In Iran, victims remembered a 1987 Iraqi chemical attack against the village of Sardasht, where as many as 113 civilians were killed and thousands injured, the Los Angeles Times reported (see GSN, Dec. 2, 2005).

“I always thought that it is necessary for the world to understand what occurred,” said Mostafa Asadzadeh, an Iranian whose entire immediate family was killed in the attack.  “It was a gigantic crime.”

The Iraqi chemical attacks led Iran to pursue its own WMD capabilities, said one analyst.

“If Iran is developing nuclear weapons, this would derive directly from its experience in the Iran-Iraq war:  the knowledge that Iraq would use whatever weapon against Iran and that the international community would close its eyes to it,” said Joost Hiltermann, a Jordan-based researcher who is preparing a book on chemical weapons usage during the Iran-Iraq war (Borzou Daragahi, Los Angeles Times, March 19).

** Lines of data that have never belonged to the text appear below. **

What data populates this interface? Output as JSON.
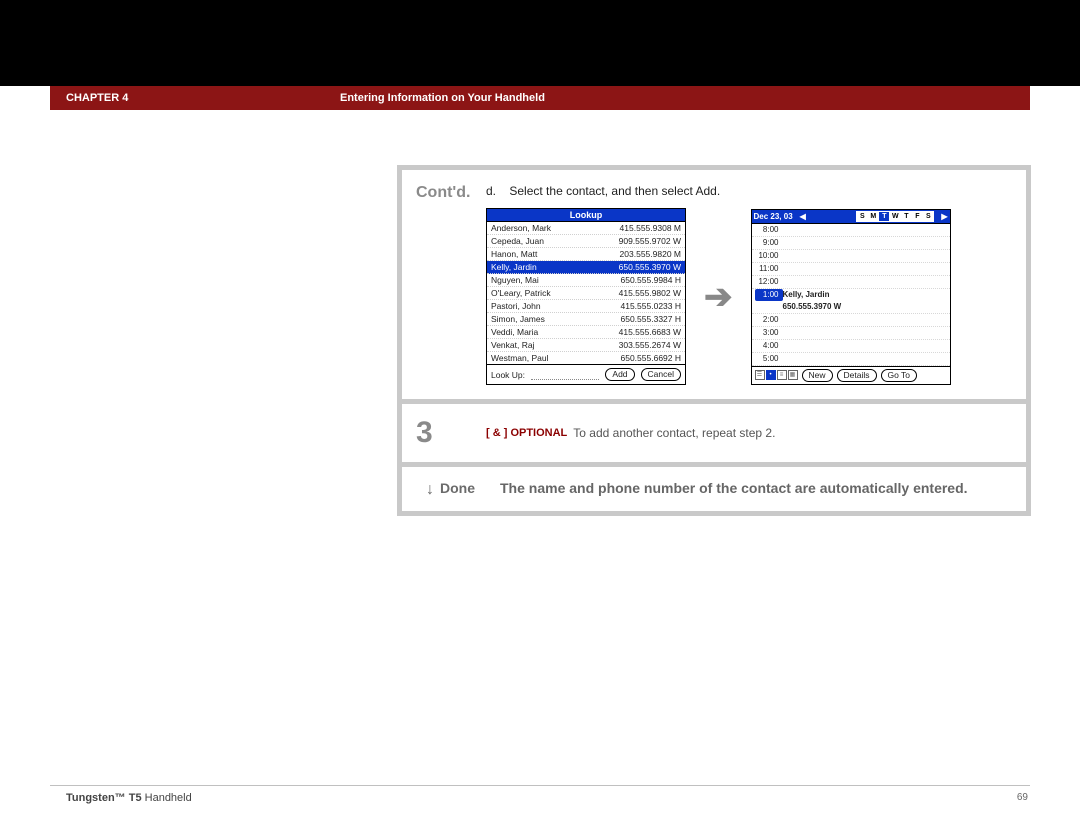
{
  "header": {
    "chapter": "CHAPTER 4",
    "title": "Entering Information on Your Handheld"
  },
  "contd": {
    "label": "Cont'd.",
    "instruction_prefix": "d.",
    "instruction": "Select the contact, and then select Add."
  },
  "lookup": {
    "title": "Lookup",
    "rows": [
      {
        "name": "Anderson, Mark",
        "phone": "415.555.9308 M"
      },
      {
        "name": "Cepeda, Juan",
        "phone": "909.555.9702 W"
      },
      {
        "name": "Hanon, Matt",
        "phone": "203.555.9820 M"
      },
      {
        "name": "Kelly, Jardin",
        "phone": "650.555.3970 W",
        "selected": true
      },
      {
        "name": "Nguyen, Mai",
        "phone": "650.555.9984 H"
      },
      {
        "name": "O'Leary, Patrick",
        "phone": "415.555.9802 W"
      },
      {
        "name": "Pastori, John",
        "phone": "415.555.0233 H"
      },
      {
        "name": "Simon, James",
        "phone": "650.555.3327 H"
      },
      {
        "name": "Veddi, Maria",
        "phone": "415.555.6683 W"
      },
      {
        "name": "Venkat, Raj",
        "phone": "303.555.2674 W"
      },
      {
        "name": "Westman, Paul",
        "phone": "650.555.6692 H"
      }
    ],
    "foot_label": "Look Up:",
    "btn_add": "Add",
    "btn_cancel": "Cancel"
  },
  "calendar": {
    "date": "Dec 23, 03",
    "dow": [
      "S",
      "M",
      "T",
      "W",
      "T",
      "F",
      "S"
    ],
    "dow_selected_index": 2,
    "rows": [
      {
        "time": "8:00"
      },
      {
        "time": "9:00"
      },
      {
        "time": "10:00"
      },
      {
        "time": "11:00"
      },
      {
        "time": "12:00"
      },
      {
        "time": "1:00",
        "selected": true,
        "line1": "Kelly, Jardin",
        "line2": "650.555.3970 W"
      },
      {
        "time": "2:00"
      },
      {
        "time": "3:00"
      },
      {
        "time": "4:00"
      },
      {
        "time": "5:00"
      }
    ],
    "btn_new": "New",
    "btn_details": "Details",
    "btn_goto": "Go To"
  },
  "step3": {
    "number": "3",
    "optional_tag": "[ & ]  OPTIONAL",
    "optional_text": "To add another contact, repeat step 2."
  },
  "done": {
    "arrow": "↓",
    "label": "Done",
    "text": "The name and phone number of the contact are automatically entered."
  },
  "footer": {
    "product_bold": "Tungsten™ T5",
    "product_rest": " Handheld",
    "page": "69"
  }
}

Meanwhile in northern Iraq, Kurdish residents lit 19 candles to commemorate a 1988 chemical attack that killed more than 5,000 people at Halabja, the Associated Press reported.

“Each year on this day, I remember the vicious attack carried out by Saddam against the peaceful city,” said Tuba Abid, who lost 22 relatives.  “The execution of Saddam has reduced my pains and I feel more secure after the death of this dictator” (Yahya Barzanji, Associated Press/International Herald Tribune, March 16).